Publication year - 1987
Publication title -
acta obstetricia et gynecologica scandinavica
Language(s) - English
Resource type - Journals
SCImago Journal Rank - 1.401
H-Index - 102
eISSN - 1600-0412
pISSN - 0001-6349
DOI - 10.3109/00016348709156470
Subject(s) - estriol , medicine , estrogen , vaginal atrophy , pharmacokinetics , enterohepatic circulation , endocrinology , bile acid
Estriol is regarded as a mild and brief-acting hormone and, as such, has been prescribed for over four decades as a therapeutic agent for postmenopausal women with urogenital disorders. The dosages administered and the results obtained have varied considerably in earlier studies. Pharmacokinetic studies of estriol and the effects induced on the target tissues have been contradictory. The pharmacokinetics of unconjugated estriol after vaginal and oral medication was studied. One mg estriol applied vaginally resulted in plasma estriol concentrations similar to those obtained when 10 mg estriol was given orally. The clinical importance of the enterohepatic recirculation on plasma estriol concentrations after orally administered estriol was demonstrated. Factors that influence the pharmacokinetics of estriol are the time of estriol administration, fat-rich food, as well as the spacing of meals.

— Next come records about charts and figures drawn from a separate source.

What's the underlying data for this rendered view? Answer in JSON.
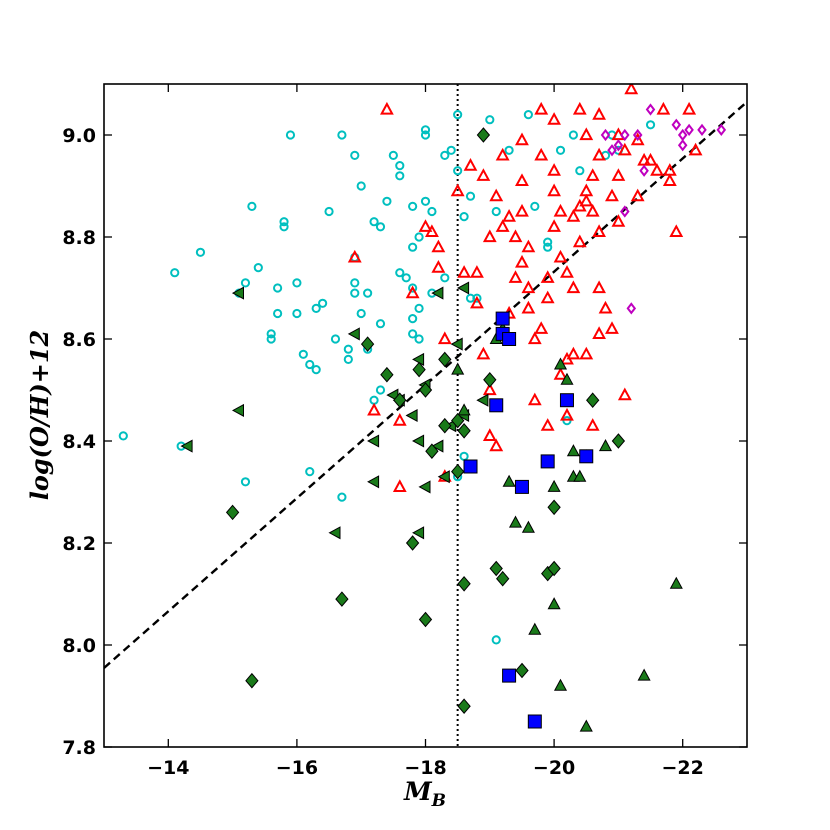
{
  "chart_data": {
    "type": "scatter",
    "title": "",
    "xlabel_main": "M",
    "xlabel_sub": "B",
    "ylabel": "log(O/H)+12",
    "xlim": [
      -13,
      -23
    ],
    "ylim": [
      7.8,
      9.1
    ],
    "x_ticks": [
      -14,
      -16,
      -18,
      -20,
      -22
    ],
    "x_tick_labels": [
      "−14",
      "−16",
      "−18",
      "−20",
      "−22"
    ],
    "y_ticks": [
      7.8,
      8.0,
      8.2,
      8.4,
      8.6,
      8.8,
      9.0
    ],
    "y_tick_labels": [
      "7.8",
      "8.0",
      "8.2",
      "8.4",
      "8.6",
      "8.8",
      "9.0"
    ],
    "grid": false,
    "reference_lines": [
      {
        "style": "dashed",
        "points": [
          [
            -13,
            7.955
          ],
          [
            -23,
            9.065
          ]
        ]
      },
      {
        "style": "dotted",
        "vertical_x": -18.5
      }
    ],
    "series": [
      {
        "marker": "circle-open",
        "color": "#00bfbf",
        "points": [
          [
            -13.3,
            8.41
          ],
          [
            -14.1,
            8.73
          ],
          [
            -14.2,
            8.39
          ],
          [
            -14.5,
            8.77
          ],
          [
            -15.1,
            8.69
          ],
          [
            -15.2,
            8.71
          ],
          [
            -15.3,
            8.86
          ],
          [
            -15.2,
            8.32
          ],
          [
            -15.4,
            8.74
          ],
          [
            -15.6,
            8.61
          ],
          [
            -15.6,
            8.6
          ],
          [
            -15.7,
            8.7
          ],
          [
            -15.7,
            8.65
          ],
          [
            -15.8,
            8.83
          ],
          [
            -15.8,
            8.82
          ],
          [
            -15.9,
            9.0
          ],
          [
            -16.0,
            8.71
          ],
          [
            -16.0,
            8.65
          ],
          [
            -16.1,
            8.57
          ],
          [
            -16.2,
            8.55
          ],
          [
            -16.3,
            8.54
          ],
          [
            -16.3,
            8.66
          ],
          [
            -16.4,
            8.67
          ],
          [
            -16.2,
            8.34
          ],
          [
            -16.5,
            8.85
          ],
          [
            -16.7,
            9.0
          ],
          [
            -16.6,
            8.6
          ],
          [
            -16.8,
            8.56
          ],
          [
            -16.8,
            8.58
          ],
          [
            -16.7,
            8.29
          ],
          [
            -16.9,
            8.71
          ],
          [
            -16.9,
            8.69
          ],
          [
            -16.9,
            8.96
          ],
          [
            -17.0,
            8.9
          ],
          [
            -16.9,
            8.76
          ],
          [
            -17.0,
            8.65
          ],
          [
            -17.1,
            8.58
          ],
          [
            -17.1,
            8.69
          ],
          [
            -17.2,
            8.83
          ],
          [
            -17.3,
            8.82
          ],
          [
            -17.3,
            8.5
          ],
          [
            -17.2,
            8.48
          ],
          [
            -17.3,
            8.63
          ],
          [
            -17.4,
            8.87
          ],
          [
            -17.5,
            8.96
          ],
          [
            -17.6,
            8.94
          ],
          [
            -17.6,
            8.92
          ],
          [
            -17.6,
            8.73
          ],
          [
            -17.7,
            8.72
          ],
          [
            -17.8,
            8.78
          ],
          [
            -17.8,
            8.86
          ],
          [
            -17.8,
            8.7
          ],
          [
            -17.8,
            8.64
          ],
          [
            -17.8,
            8.61
          ],
          [
            -17.9,
            8.6
          ],
          [
            -17.9,
            8.66
          ],
          [
            -17.9,
            8.8
          ],
          [
            -18.0,
            9.01
          ],
          [
            -18.0,
            9.0
          ],
          [
            -18.0,
            8.87
          ],
          [
            -18.1,
            8.85
          ],
          [
            -18.1,
            8.69
          ],
          [
            -18.3,
            8.72
          ],
          [
            -18.3,
            8.96
          ],
          [
            -18.4,
            8.97
          ],
          [
            -18.5,
            9.04
          ],
          [
            -18.5,
            8.93
          ],
          [
            -18.6,
            8.84
          ],
          [
            -18.7,
            8.88
          ],
          [
            -18.8,
            8.68
          ],
          [
            -18.6,
            8.37
          ],
          [
            -18.7,
            8.68
          ],
          [
            -19.0,
            9.03
          ],
          [
            -19.1,
            8.85
          ],
          [
            -19.3,
            8.97
          ],
          [
            -19.6,
            9.04
          ],
          [
            -19.7,
            8.86
          ],
          [
            -19.9,
            8.78
          ],
          [
            -19.9,
            8.79
          ],
          [
            -20.1,
            8.97
          ],
          [
            -20.2,
            8.44
          ],
          [
            -20.3,
            9.0
          ],
          [
            -20.8,
            8.96
          ],
          [
            -20.4,
            8.93
          ],
          [
            -21.0,
            8.97
          ],
          [
            -20.9,
            9.0
          ],
          [
            -21.5,
            9.02
          ],
          [
            -19.1,
            8.01
          ],
          [
            -18.5,
            8.33
          ]
        ]
      },
      {
        "marker": "triangle-up-open",
        "color": "#ff0000",
        "points": [
          [
            -17.4,
            9.05
          ],
          [
            -16.9,
            8.76
          ],
          [
            -17.2,
            8.46
          ],
          [
            -17.6,
            8.31
          ],
          [
            -17.6,
            8.44
          ],
          [
            -17.8,
            8.69
          ],
          [
            -18.0,
            8.82
          ],
          [
            -18.1,
            8.81
          ],
          [
            -18.2,
            8.78
          ],
          [
            -18.2,
            8.74
          ],
          [
            -18.3,
            8.6
          ],
          [
            -18.3,
            8.33
          ],
          [
            -18.5,
            8.89
          ],
          [
            -18.6,
            8.73
          ],
          [
            -18.7,
            8.94
          ],
          [
            -18.8,
            8.73
          ],
          [
            -18.8,
            8.67
          ],
          [
            -18.9,
            8.57
          ],
          [
            -19.0,
            8.5
          ],
          [
            -19.0,
            8.41
          ],
          [
            -19.1,
            8.39
          ],
          [
            -19.1,
            8.88
          ],
          [
            -19.2,
            8.82
          ],
          [
            -19.3,
            8.65
          ],
          [
            -19.4,
            8.72
          ],
          [
            -19.4,
            8.8
          ],
          [
            -19.5,
            8.75
          ],
          [
            -19.5,
            8.85
          ],
          [
            -19.5,
            8.91
          ],
          [
            -19.6,
            8.7
          ],
          [
            -19.6,
            8.66
          ],
          [
            -19.7,
            8.6
          ],
          [
            -19.8,
            8.62
          ],
          [
            -19.9,
            8.72
          ],
          [
            -19.9,
            8.68
          ],
          [
            -20.0,
            8.82
          ],
          [
            -20.0,
            8.89
          ],
          [
            -20.0,
            8.93
          ],
          [
            -20.1,
            8.85
          ],
          [
            -20.1,
            8.76
          ],
          [
            -20.2,
            8.73
          ],
          [
            -20.2,
            8.56
          ],
          [
            -20.2,
            8.45
          ],
          [
            -20.3,
            8.7
          ],
          [
            -20.3,
            8.84
          ],
          [
            -20.4,
            8.86
          ],
          [
            -20.4,
            8.79
          ],
          [
            -20.5,
            8.87
          ],
          [
            -20.5,
            8.89
          ],
          [
            -20.6,
            8.92
          ],
          [
            -20.6,
            8.85
          ],
          [
            -20.7,
            8.81
          ],
          [
            -20.7,
            8.7
          ],
          [
            -20.8,
            8.66
          ],
          [
            -20.9,
            8.62
          ],
          [
            -21.0,
            8.83
          ],
          [
            -21.0,
            8.92
          ],
          [
            -21.1,
            8.97
          ],
          [
            -21.2,
            9.09
          ],
          [
            -21.3,
            8.99
          ],
          [
            -21.4,
            8.95
          ],
          [
            -21.6,
            8.93
          ],
          [
            -21.7,
            9.05
          ],
          [
            -21.8,
            8.91
          ],
          [
            -21.9,
            8.81
          ],
          [
            -22.1,
            9.05
          ],
          [
            -22.2,
            8.97
          ],
          [
            -19.8,
            9.05
          ],
          [
            -20.0,
            9.03
          ],
          [
            -20.4,
            9.05
          ],
          [
            -20.5,
            9.0
          ],
          [
            -20.7,
            8.96
          ],
          [
            -20.9,
            8.88
          ],
          [
            -20.3,
            8.57
          ],
          [
            -20.5,
            8.57
          ],
          [
            -20.7,
            8.61
          ],
          [
            -20.1,
            8.53
          ],
          [
            -19.7,
            8.48
          ],
          [
            -19.9,
            8.43
          ],
          [
            -20.6,
            8.43
          ],
          [
            -21.1,
            8.49
          ],
          [
            -19.8,
            8.96
          ],
          [
            -19.5,
            8.99
          ],
          [
            -19.2,
            8.96
          ],
          [
            -19.0,
            8.8
          ],
          [
            -18.9,
            8.92
          ],
          [
            -19.3,
            8.84
          ],
          [
            -19.6,
            8.78
          ],
          [
            -20.7,
            9.04
          ],
          [
            -21.0,
            9.0
          ],
          [
            -21.5,
            8.95
          ],
          [
            -21.8,
            8.93
          ],
          [
            -21.3,
            8.88
          ]
        ]
      },
      {
        "marker": "diamond-open",
        "color": "#bf00bf",
        "points": [
          [
            -20.8,
            9.0
          ],
          [
            -21.0,
            8.98
          ],
          [
            -21.1,
            9.0
          ],
          [
            -21.4,
            8.93
          ],
          [
            -21.5,
            9.05
          ],
          [
            -21.9,
            9.02
          ],
          [
            -22.0,
            9.0
          ],
          [
            -22.1,
            9.01
          ],
          [
            -22.3,
            9.01
          ],
          [
            -22.6,
            9.01
          ],
          [
            -21.2,
            8.66
          ],
          [
            -21.3,
            9.0
          ],
          [
            -22.0,
            8.98
          ],
          [
            -21.1,
            8.85
          ],
          [
            -20.9,
            8.97
          ]
        ]
      },
      {
        "marker": "triangle-left",
        "color": "#1a7a1a",
        "points": [
          [
            -14.3,
            8.39
          ],
          [
            -15.1,
            8.46
          ],
          [
            -15.1,
            8.69
          ],
          [
            -16.6,
            8.22
          ],
          [
            -16.9,
            8.61
          ],
          [
            -17.2,
            8.4
          ],
          [
            -17.2,
            8.32
          ],
          [
            -17.5,
            8.49
          ],
          [
            -17.6,
            8.48
          ],
          [
            -17.8,
            8.45
          ],
          [
            -17.9,
            8.56
          ],
          [
            -17.9,
            8.4
          ],
          [
            -18.0,
            8.31
          ],
          [
            -18.0,
            8.51
          ],
          [
            -17.9,
            8.22
          ],
          [
            -18.2,
            8.39
          ],
          [
            -18.3,
            8.33
          ],
          [
            -18.4,
            8.43
          ],
          [
            -18.5,
            8.59
          ],
          [
            -18.2,
            8.69
          ],
          [
            -18.6,
            8.45
          ],
          [
            -18.7,
            8.35
          ],
          [
            -18.6,
            8.7
          ],
          [
            -18.9,
            8.48
          ]
        ]
      },
      {
        "marker": "triangle-up",
        "color": "#1a7a1a",
        "points": [
          [
            -18.5,
            8.54
          ],
          [
            -18.6,
            8.46
          ],
          [
            -19.1,
            8.6
          ],
          [
            -19.2,
            8.62
          ],
          [
            -19.4,
            8.24
          ],
          [
            -19.6,
            8.23
          ],
          [
            -19.7,
            8.03
          ],
          [
            -20.0,
            8.08
          ],
          [
            -20.0,
            8.31
          ],
          [
            -20.1,
            7.92
          ],
          [
            -20.1,
            8.55
          ],
          [
            -20.2,
            8.52
          ],
          [
            -20.3,
            8.33
          ],
          [
            -20.3,
            8.38
          ],
          [
            -20.4,
            8.33
          ],
          [
            -20.5,
            8.37
          ],
          [
            -20.5,
            7.84
          ],
          [
            -21.4,
            7.94
          ],
          [
            -21.9,
            8.12
          ],
          [
            -19.3,
            8.32
          ],
          [
            -20.8,
            8.39
          ]
        ]
      },
      {
        "marker": "diamond",
        "color": "#1a7a1a",
        "points": [
          [
            -15.0,
            8.26
          ],
          [
            -15.3,
            7.93
          ],
          [
            -16.7,
            8.09
          ],
          [
            -17.1,
            8.59
          ],
          [
            -17.4,
            8.53
          ],
          [
            -17.6,
            8.48
          ],
          [
            -17.8,
            8.2
          ],
          [
            -17.9,
            8.54
          ],
          [
            -18.0,
            8.5
          ],
          [
            -18.0,
            8.05
          ],
          [
            -18.1,
            8.38
          ],
          [
            -18.3,
            8.43
          ],
          [
            -18.3,
            8.56
          ],
          [
            -18.5,
            8.44
          ],
          [
            -18.5,
            8.34
          ],
          [
            -18.6,
            8.42
          ],
          [
            -18.6,
            7.88
          ],
          [
            -18.6,
            8.12
          ],
          [
            -18.9,
            9.0
          ],
          [
            -19.0,
            8.52
          ],
          [
            -19.1,
            8.15
          ],
          [
            -19.2,
            8.13
          ],
          [
            -19.5,
            7.95
          ],
          [
            -19.9,
            8.14
          ],
          [
            -20.0,
            8.15
          ],
          [
            -20.0,
            8.27
          ],
          [
            -20.6,
            8.48
          ],
          [
            -21.0,
            8.4
          ]
        ]
      },
      {
        "marker": "square",
        "color": "#0000ff",
        "points": [
          [
            -18.7,
            8.35
          ],
          [
            -19.1,
            8.47
          ],
          [
            -19.2,
            8.64
          ],
          [
            -19.2,
            8.61
          ],
          [
            -19.3,
            8.6
          ],
          [
            -19.3,
            7.94
          ],
          [
            -19.5,
            8.31
          ],
          [
            -19.7,
            7.85
          ],
          [
            -19.9,
            8.36
          ],
          [
            -20.2,
            8.48
          ],
          [
            -20.5,
            8.37
          ]
        ]
      }
    ]
  }
}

Thus, the enterohepatic recirculation of estriol affects the plasma estriol elevation time and thereby the potency of estriol. The enterohepatic recirculation seemed to be less important in vaginal administration of estriol as the first liver passage is circumvented. Instantaneous and substantial conjugation of estriol in the liver is thereby avoided. By cytological assessment of the vaginal and the urethral epithelium in 40 patients treated in a geriatric hospital, the commonly recommended maintenance dosages of estriol (0.5 mg vaginally 1-2 times per week) were found to be too low to cure vaginal and urethral atrophy in very old women. This study suggests that estriol is a biologically potent estrogen by both oral and vaginal administration. The route and the time of administration, the food habits as well as the dosages given are factors which contribute to the estrogenicity of estriol. In clinical use, vaginal treatment seems preferable because the first liver passage is avoided. Vaginal administration allows a more standardized estriol regimen, while the oral treatment is more difficult to tailor for suit most women's needs.